/Grapheme-String

Unicode compatible string libraries always include the disclaimer that whatever units you're working with don't correspond to what look like individual characters (graphemes) on the screen. This simplifies everything by getting rid of that. This is a string library where the unit is the grapheme.

Primary LanguageCApache License 2.0Apache-2.0

Grapheme-String

Unicode compatible string libraries always include the disclaimer that whatever units you're working with don't correspond to what look like individual characters (graphemes) on the screen. This simplifies everything by getting rid of that. This is a string library where the unit is the grapheme.

aString[n] returns the nth grapheme, which is also a string.

iterators iterate over graphemes.

You can use for each: for(auto aGrapheme : aString) something << aGrapheme;

There are reverse iterators, you could use: for (auto a = aString.rbegin(); a != aString.rend(); ++a) { something << a;/*etc*/ }

You can get substrings with slice. Note that negative indexes index from the end.

Comparison operators, hashing are predefined, allowing use with standard library objects like map and unordered_map etc.

Note, the way this works is that strings are broken up into graphemes on creation and indexed. Due to pre-indexing, indexing aftwards is fast, but also strings are immutable.

What are exposed as strings in this library are actually substrings, where whenever you take a substring, the original string is maintained and the new substring just refers to it. If you want to release a master string, then replace your substrings with deep copies (there's a deep_copy() function) and when there are no references left to the master string it will be automatically deleted.

This is a library for immutable strings. There is a GraphemeStringBuilder class for building new strings out of bits of existing ones.

This version is for Windows and can convert windows 16 bit unicode. Later I'll add Linux compatibility.

Output using streams assumes that you want UTF8 output. I realize that this isn't window's preference for display, but I assume that you're keeping your documents in utf8 form and displaying them another way. Note that every string DOES HAVE an array of 32 bit Codepoints as well as a UTF8 buffer so you could output using those. I didn't make output to streams use windows wchar because those are rather limited and the streams stop working if you output a character that isn't in the default code page - and if you need a grapheme library you're probably using characters that aren't in everyone's default codepage.

It also uses the Boost Library for reference counted sharing through the intrusive counter. By default faster, not-thread safe reference counting is used, but you can change it to safe multi-thread reference counting with a one line change.

Boost is the only dependency that isn't already included in the source files.

It has Julia's utf8proc library as a dependency. The latest version of that is included in a subdirectory.

It has Bob Jenkins' spooky hash as a dependency, also included.

So to summarize what these are like:

  1. Creating strings is slow, because they're indexed on creation. They take up a lot of memory relative to utf8, because they have a UTF8 buffer and a UTF32 buffer and a grapheme index.

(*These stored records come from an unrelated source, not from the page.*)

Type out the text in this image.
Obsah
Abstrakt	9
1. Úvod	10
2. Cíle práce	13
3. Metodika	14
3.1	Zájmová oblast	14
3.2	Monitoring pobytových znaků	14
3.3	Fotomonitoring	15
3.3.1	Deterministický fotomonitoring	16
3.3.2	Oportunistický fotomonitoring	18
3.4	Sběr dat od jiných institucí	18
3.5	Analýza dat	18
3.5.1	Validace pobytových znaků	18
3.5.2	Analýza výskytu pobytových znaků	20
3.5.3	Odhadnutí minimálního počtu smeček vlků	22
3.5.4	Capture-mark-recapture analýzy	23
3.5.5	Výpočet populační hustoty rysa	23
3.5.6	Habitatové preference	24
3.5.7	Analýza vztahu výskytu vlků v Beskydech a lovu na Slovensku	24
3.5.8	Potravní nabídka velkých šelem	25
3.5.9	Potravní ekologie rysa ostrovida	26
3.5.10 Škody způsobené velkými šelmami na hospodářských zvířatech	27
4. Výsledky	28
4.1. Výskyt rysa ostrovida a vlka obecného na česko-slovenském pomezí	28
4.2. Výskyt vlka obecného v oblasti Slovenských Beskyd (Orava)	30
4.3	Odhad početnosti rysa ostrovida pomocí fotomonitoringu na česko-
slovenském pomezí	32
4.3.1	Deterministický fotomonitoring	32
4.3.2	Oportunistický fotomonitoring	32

But unlike other libraries, every string can be indexed by graphemes, also by UTF32 codepoints or by UTF8 bytes.

  2. Making substrings is instant, since substrings are shared.

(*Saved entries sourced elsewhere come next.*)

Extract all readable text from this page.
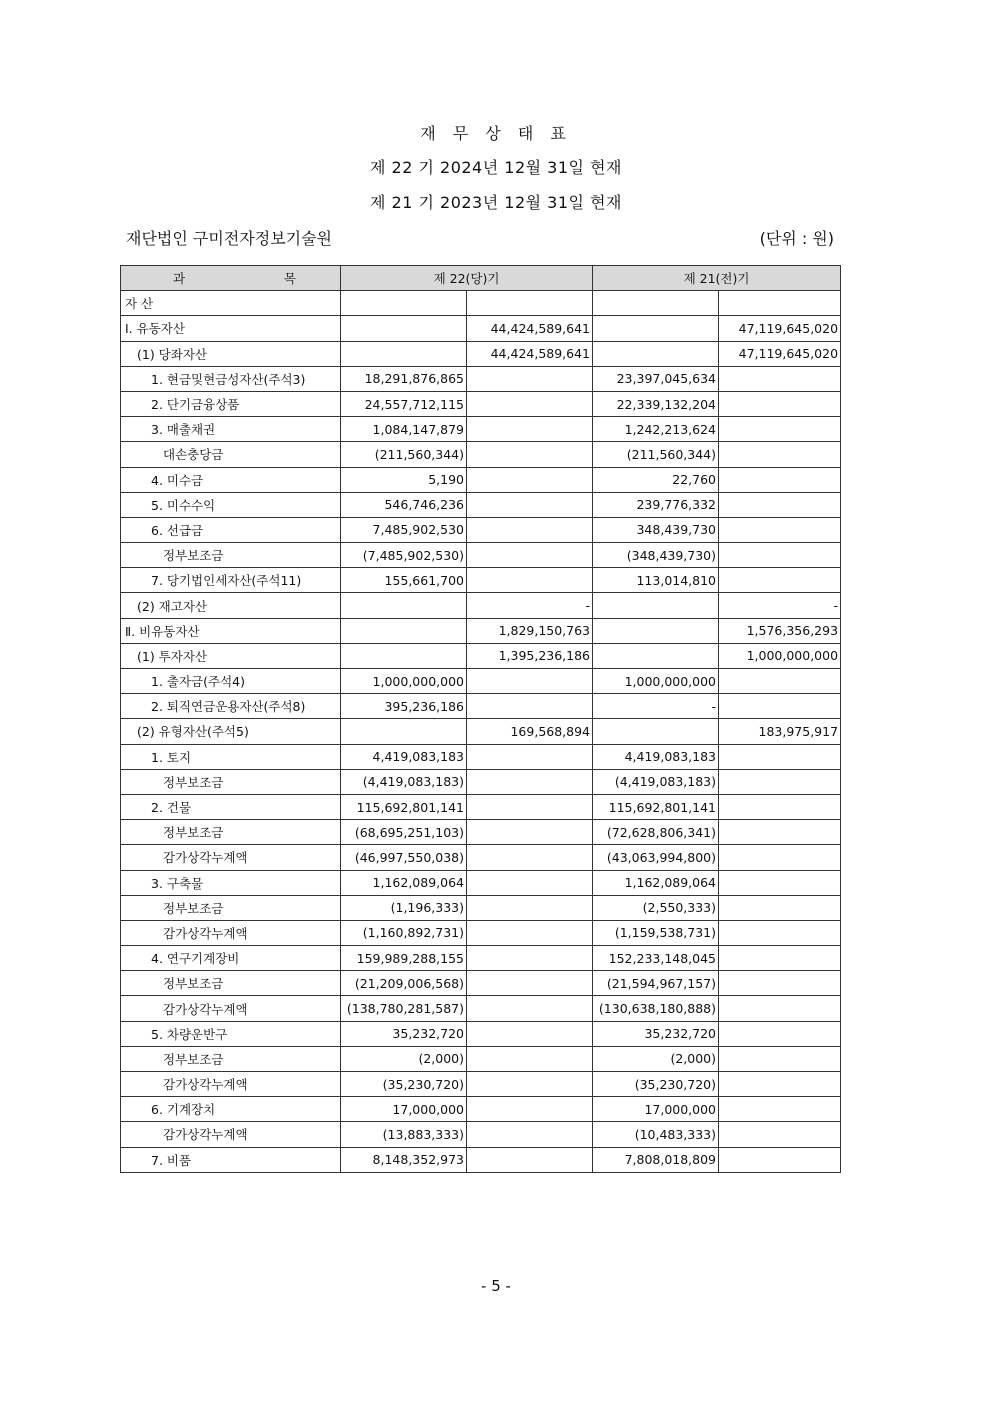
재 무 상 태 표
제 22 기 2024년 12월 31일 현재
제 21 기 2023년 12월 31일 현재
재단법인 구미전자정보기술원	(단위 : 원)
과 목	제 22(당)기		제 21(전)기	
자 산				
Ⅰ. 유동자산		44,424,589,641		47,119,645,020
(1) 당좌자산		44,424,589,641		47,119,645,020
1. 현금및현금성자산(주석3)	18,291,876,865		23,397,045,634	
2. 단기금융상품	24,557,712,115		22,339,132,204	
3. 매출채권	1,084,147,879		1,242,213,624	
대손충당금	(211,560,344)		(211,560,344)	
4. 미수금	5,190		22,760	
5. 미수수익	546,746,236		239,776,332	
6. 선급금	7,485,902,530		348,439,730	
정부보조금	(7,485,902,530)		(348,439,730)	
7. 당기법인세자산(주석11)	155,661,700		113,014,810	
(2) 재고자산		-		-
Ⅱ. 비유동자산		1,829,150,763		1,576,356,293
(1) 투자자산		1,395,236,186		1,000,000,000
1. 출자금(주석4)	1,000,000,000		1,000,000,000	
2. 퇴직연금운용자산(주석8)	395,236,186		-	
(2) 유형자산(주석5)		169,568,894		183,975,917
1. 토지	4,419,083,183		4,419,083,183	
정부보조금	(4,419,083,183)		(4,419,083,183)	
2. 건물	115,692,801,141		115,692,801,141	
정부보조금	(68,695,251,103)		(72,628,806,341)	
감가상각누계액	(46,997,550,038)		(43,063,994,800)	
3. 구축물	1,162,089,064		1,162,089,064	
정부보조금	(1,196,333)		(2,550,333)	
감가상각누계액	(1,160,892,731)		(1,159,538,731)	
4. 연구기계장비	159,989,288,155		152,233,148,045	
정부보조금	(21,209,006,568)		(21,594,967,157)	
감가상각누계액	(138,780,281,587)		(130,638,180,888)	
5. 차량운반구	35,232,720		35,232,720	
정부보조금	(2,000)		(2,000)	
감가상각누계액	(35,230,720)		(35,230,720)	
6. 기계장치	17,000,000		17,000,000	
감가상각누계액	(13,883,333)		(10,483,333)	
7. 비품	8,148,352,973		7,808,018,809	
- 5 -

  3. Sharing is done with reference counting which is fast because it's not thread safe (unless you change a line). a) Strings and their substrings should stay in the thread they were created in or else be transfered all at once.

  4. Strings are immutable but there is a string builder class.

  5. Strings are compatible with the standard library, with for each etc. There are iterators, comparisons and hashes.

  6. The boost library is a dependency, but all other dependencies are included in the source.